Debt, debt, everywhere. It’s not oppressive, it certainly doesn’t put a damper on the show, but it is always there, like another character.
No one does anything about their debt, except add on more in the hope of getting by long enough to do . . . something that will maybe fix it, . . . until the very end, the tenth episode/season finale (that raised more questions than it answered but made me want more).
That debt finale: Liz walks into her bank to talk to about her loan.

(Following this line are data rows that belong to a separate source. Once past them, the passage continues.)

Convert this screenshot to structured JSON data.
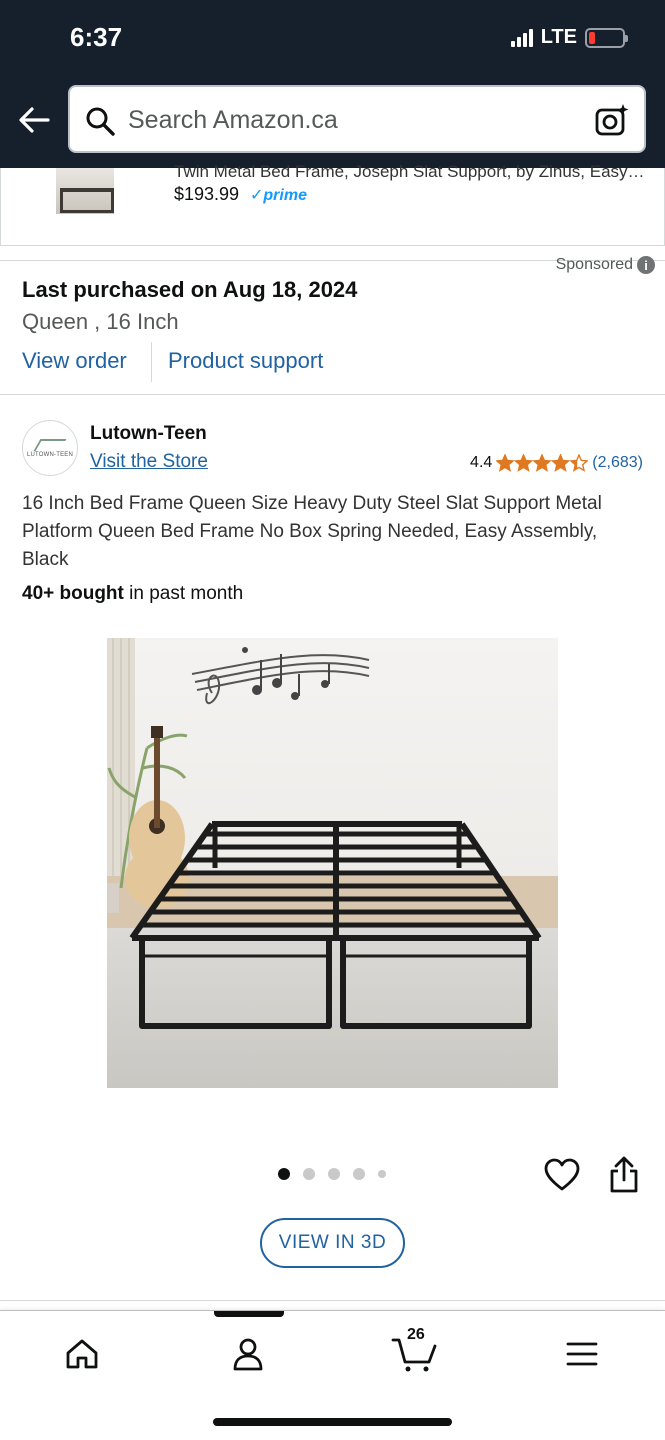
{
  "status_bar": {
    "time": "6:37",
    "network": "LTE"
  },
  "header": {
    "search_placeholder": "Search Amazon.ca"
  },
  "previous_item": {
    "title": "Twin Metal Bed Frame, Joseph Slat Support, by Zinus, Easy…",
    "price": "$193.99",
    "badge": "prime"
  },
  "sponsored_label": "Sponsored",
  "purchase_info": {
    "headline": "Last purchased on Aug 18, 2024",
    "variant": "Queen , 16 Inch",
    "view_order_label": "View order",
    "product_support_label": "Product support"
  },
  "product": {
    "brand": "Lutown-Teen",
    "brand_logo_text": "LUTOWN-TEEN",
    "visit_store_label": "Visit the Store",
    "rating": "4.4",
    "stars_fraction": 0.88,
    "review_count": "(2,683)",
    "title": "16 Inch Bed Frame Queen Size Heavy Duty Steel Slat Support Metal Platform Queen Bed Frame No Box Spring Needed, Easy Assembly, Black",
    "bought_count": "40+ bought",
    "bought_suffix": " in past month",
    "image_count": 5,
    "active_image": 1,
    "view_3d_label": "VIEW IN 3D"
  },
  "tabbar": {
    "cart_count": "26",
    "tabs": [
      "home",
      "account",
      "cart",
      "menu"
    ]
  },
  "colors": {
    "header_bg": "#16202c",
    "link": "#2162a1",
    "star": "#de7921",
    "prime": "#1399ff"
  }
}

The ever helpful, ever cheerful, manager says “The outstanding balance is eighty-thousand, five hundred and thirteen dollars.” Liz answers, “That is outstanding,” – a line I am sure I will use one of these days.
Liz then explains that she ‘really doesn’t have a place in her life’ for the debt anymore. She slams her entire life’s savings on the table, eighteen thousand dollars or so and explains – I won’t get into the specifics because those are spoilers (I think) – this is all you’re ever going to get from me.
The shot of Liz back in her car with her ‘account closed/paid off’ paperwork is outstanding.
It, of course, doesn’t really happen that way but it’s not a bad representation of what can happen if a debt is approached correctly, (check out my book for more on this). The end result, have the debt go away, that’s just priceless. Liz’ relief is palpable and absolutely spot on.
You’re not a character in a prestige series TV show, you don’t have to live with debt.